Inicialmente, tratava-se de julgar se valia a pena viver uma vida finita e sem
sentido. Posteriormente, a partir do sim dado à existência, apesar de finita e
sem sentido, tratava-se de criar uma ética. Camus forja uma espécie de ética da
revolta. Era preciso viver sem se habituar com a morte, que nunca deveria ser
legitimada: nem em nome de Deus, nem da revolução, nem do homem futuro. É a
ideia-chave presente no romance A peste.
Um dos
pontos altos do romance é o embate do padre Paneloux com o médico Rieux sobre o
sofrimento das crianças. Camus retoma Dostoievski, especialmente o capítulo A revolta, do romance Os irmãos Karamázovi. O sofrimento
imposto a seres inocentes, como as crianças, escandaliza os homens. Colocados
diante do escândalo, os personagens reagem de formas distintas. O padre
justifica o sofrimento das crianças por considerá-lo o pão amargo sem o qual as
almas pereceriam de fome espiritual. O médico se recusa a amar uma criação em
que crianças são torturadas. Se o médico é o homem revoltado, o padre é o homem
conformado: negação absoluta x afirmação absoluta. São temas presentes nos
ensaios camusianos. A opinião do
médico se aproxima do que Camus discutiu no belo ensaio A recusa da salvação, que compõe o
livro O homem revoltado: se o mal é necessário à criação divina,
então essa criação é inaceitável.
Mas ninguém
se banha duas vezes no mesmo rio, nem ama duas vezes a mesma pessoa, nem lê
duas vezes o mesmo livro. Ao reler A
peste senti certo estranhamento. A releitura durante a pandemia da
Covid-19 fez o romance parecer demasiadamente otimista. O que não significa que
não deva ser lido. O estranhamento surge porque Camus explora a solidariedade
que brota nos corações dos companheiros
de peste. A opção do romancista é legítima esteticamente e politicamente,
mas contrasta com os acontecimentos duvidosos do tempo presente.
Enquanto os
personagens se organizam para combater a peste, o grupo político que comanda o
Estado brasileiro age para disseminar o coronavírus. Solidariedade no romance,
vileza no tempo presente.

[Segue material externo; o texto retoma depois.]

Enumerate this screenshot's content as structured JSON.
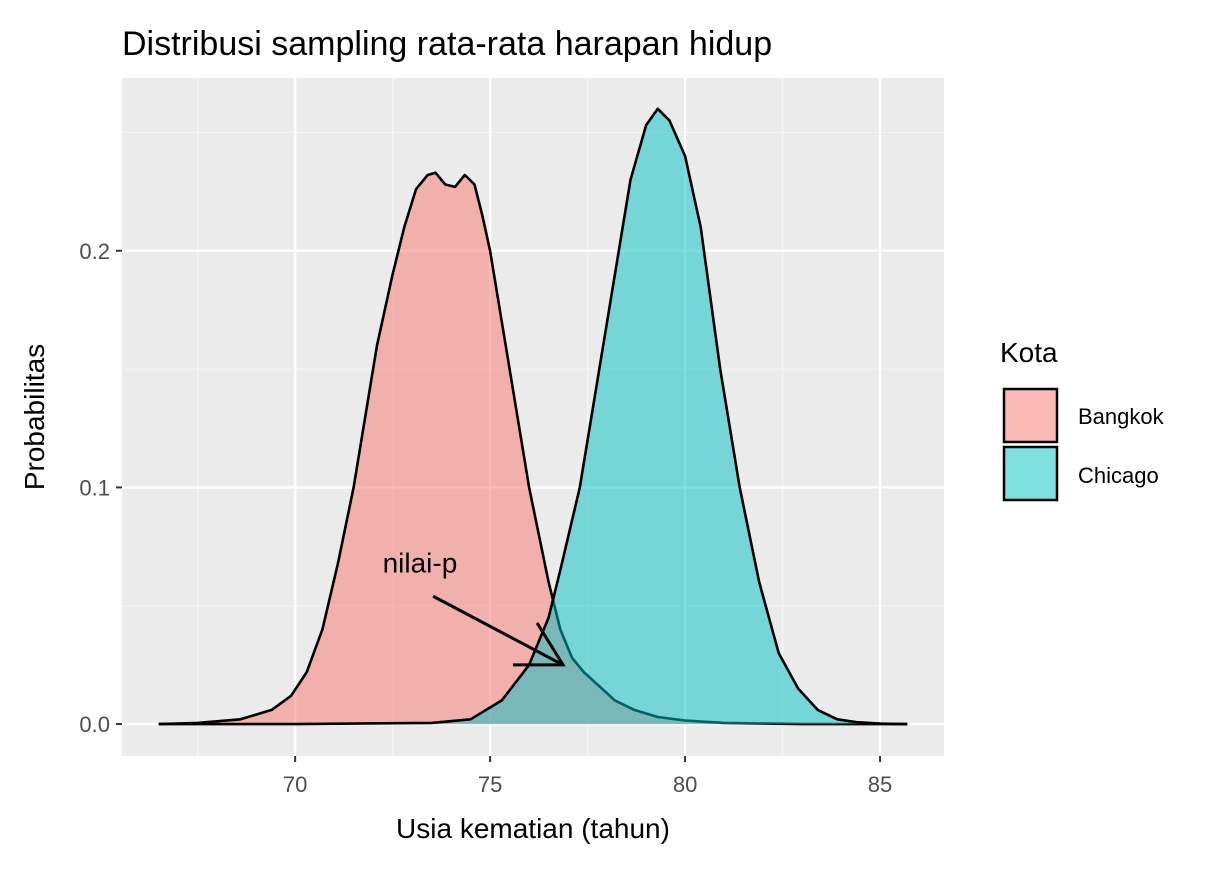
{
  "chart_data": {
    "type": "area",
    "title": "Distribusi sampling rata-rata harapan hidup",
    "xlabel": "Usia kematian (tahun)",
    "ylabel": "Probabilitas",
    "xlim": [
      65.56,
      86.64
    ],
    "ylim": [
      -0.0135,
      0.273
    ],
    "x_ticks": [
      70,
      75,
      80,
      85
    ],
    "x_tick_labels": [
      "70",
      "75",
      "80",
      "85"
    ],
    "y_ticks": [
      0.0,
      0.1,
      0.2
    ],
    "y_tick_labels": [
      "0.0",
      "0.1",
      "0.2"
    ],
    "grid": true,
    "legend": {
      "title": "Kota",
      "placement": "right"
    },
    "annotation": {
      "text": "nilai-p",
      "text_x": 73.2,
      "text_y": 0.064,
      "arrow_from": [
        73.54,
        0.054
      ],
      "arrow_to": [
        76.87,
        0.025
      ]
    },
    "series": [
      {
        "name": "Bangkok",
        "color": "#F8766D",
        "x": [
          66.5,
          67.5,
          68.6,
          69.4,
          69.9,
          70.3,
          70.7,
          71.1,
          71.5,
          72.1,
          72.5,
          72.8,
          73.1,
          73.4,
          73.6,
          73.85,
          74.1,
          74.35,
          74.6,
          74.8,
          75.0,
          75.5,
          76.0,
          76.5,
          76.8,
          77.1,
          77.4,
          77.8,
          78.2,
          78.7,
          79.3,
          80.0,
          81.0,
          83.0,
          85.7
        ],
        "y": [
          0,
          0.0005,
          0.002,
          0.006,
          0.012,
          0.022,
          0.04,
          0.068,
          0.1,
          0.16,
          0.19,
          0.21,
          0.226,
          0.232,
          0.233,
          0.228,
          0.227,
          0.232,
          0.228,
          0.215,
          0.2,
          0.15,
          0.1,
          0.06,
          0.04,
          0.028,
          0.022,
          0.016,
          0.01,
          0.006,
          0.003,
          0.0015,
          0.0005,
          0,
          0
        ]
      },
      {
        "name": "Chicago",
        "color": "#00BFC4",
        "x": [
          66.5,
          70.0,
          73.5,
          74.5,
          75.3,
          76.0,
          76.5,
          76.8,
          77.3,
          77.8,
          78.2,
          78.6,
          79.0,
          79.3,
          79.6,
          80.0,
          80.4,
          80.9,
          81.4,
          81.9,
          82.4,
          82.9,
          83.4,
          83.9,
          84.4,
          85.0,
          85.7
        ],
        "y": [
          0,
          0,
          0.0005,
          0.002,
          0.01,
          0.025,
          0.045,
          0.065,
          0.1,
          0.15,
          0.19,
          0.23,
          0.253,
          0.26,
          0.255,
          0.24,
          0.21,
          0.15,
          0.1,
          0.06,
          0.03,
          0.015,
          0.006,
          0.002,
          0.0008,
          0.0002,
          0
        ]
      }
    ]
  }
}
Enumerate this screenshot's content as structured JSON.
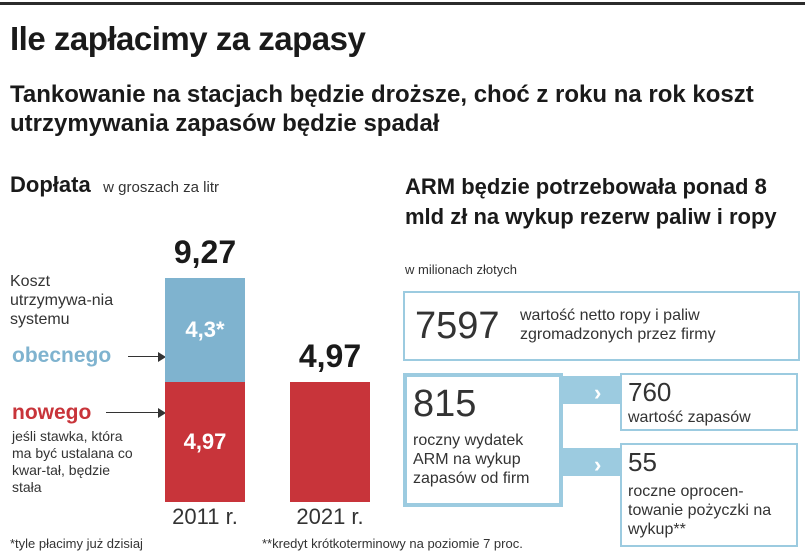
{
  "title": "Ile zapłacimy za zapasy",
  "subtitle": "Tankowanie na stacjach będzie droższe, choć z roku na rok koszt utrzymywania zapasów będzie spadał",
  "left": {
    "heading": "Dopłata",
    "unit": "w groszach za litr",
    "cost_label": "Koszt utrzymywa-nia systemu",
    "obecnego_label": "obecnego",
    "nowego_label": "nowego",
    "nowego_note": "jeśli stawka, która ma być ustalana co kwar-tał, będzie stała"
  },
  "right": {
    "heading": "ARM będzie potrzebowała ponad 8 mld zł na wykup rezerw paliw i ropy",
    "unit": "w milionach złotych",
    "box1_value": "7597",
    "box1_desc": "wartość netto ropy i paliw zgromadzonych przez firmy",
    "box2_value": "815",
    "box2_desc": "roczny wydatek ARM na wykup zapasów od firm",
    "box3_value": "760",
    "box3_desc": "wartość zapasów",
    "box4_value": "55",
    "box4_desc": "roczne oprocen-towanie pożyczki na wykup**"
  },
  "footnotes": {
    "f1": "*tyle płacimy już dzisiaj",
    "f2": "**kredyt krótkoterminowy na poziomie 7 proc."
  },
  "colors": {
    "obecnego": "#7fb3cf",
    "nowego": "#c8343a",
    "accent_blue": "#9ccbe0"
  },
  "chart_data": {
    "type": "bar",
    "categories": [
      "2011 r.",
      "2021 r."
    ],
    "series": [
      {
        "name": "nowego",
        "values": [
          4.97,
          4.97
        ],
        "labels": [
          "4,97",
          ""
        ]
      },
      {
        "name": "obecnego",
        "values": [
          4.3,
          0
        ],
        "labels": [
          "4,3*",
          ""
        ]
      }
    ],
    "totals": [
      "9,27",
      "4,97"
    ],
    "ylim": [
      0,
      9.27
    ]
  }
}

Enquanto os personagens lamentam todas as mortes, o
presidente do Brasil pergunta e
daí? Compaixão no romance, perversidade no tempo presente.
A imprensa
noticiou que, na cidade de São Paulo, houve casos de psicólogos, biólogos e
educadores físicos que, enquadrados como profissionais da saúde, usaram
diplomas antigos, burlaram a regra e anteciparam a vacina contra a Covid-19,
apesar de não atuarem no combate à pandemia (ver aqui). A
manobra não é ilegal. Mas nem tudo que é legal é ético. O erro estava no plano
de vacinação, que não exigiu comprovação de atuação na área de saúde. Mas isso
não torna a questão eticamente justificável. Alguns vacinados preferirem não se
identificar indica que há dilemas éticos. Houve quem argumentou que o problema
real é a falta de vacinas, o que é correto. Mas isso justifica se imunizar
antes de quem tem mais necessidade? Houve quem alegou ser complicado colocar a
responsabilidade sobre o indivíduo, o que também é correto. Mas não significa
que práticas eticamente discutíveis devam ser toleradas.
A
responsabilidade pelas mortes evitáveis durante a pandemia da Covid-19 é do
capital, dos governos e das políticas genocidas, que privilegiam os lucros das
empresas. Não dava para esperar nada diferente dos gestores do sistema. Mas as
pessoas poderiam agir como se não tivessem apenas sentimentos individuais, como
no romance de Camus. Nada – nem o medo, nem a pandemia, nem a falta de vacinas,
nem a presença de um genocida na presidência do país – justifica se imunizar
antes de quem tem mais necessidade. É neste ponto que A peste, de Camus, é demasiadamente
otimista e se afasta dos acontecimentos duvidosos do tempo presente. No
romance, psicólogos, biólogos e educadores físicos usariam os conhecimentos que
têm para combater a epidemia, no tempo presente alguns usaram os diplomas para
burlar a regra e furar a fila da vacina.
Há uma certeza compartilhada pelo dr. Riex, pelo padre Paneloux e pelos demais personagens do romance A peste: haveria, nos homens, mais coisas a admirar do que a desprezar. É uma ideia que a pandemia da Covid-19 colocou em xeque.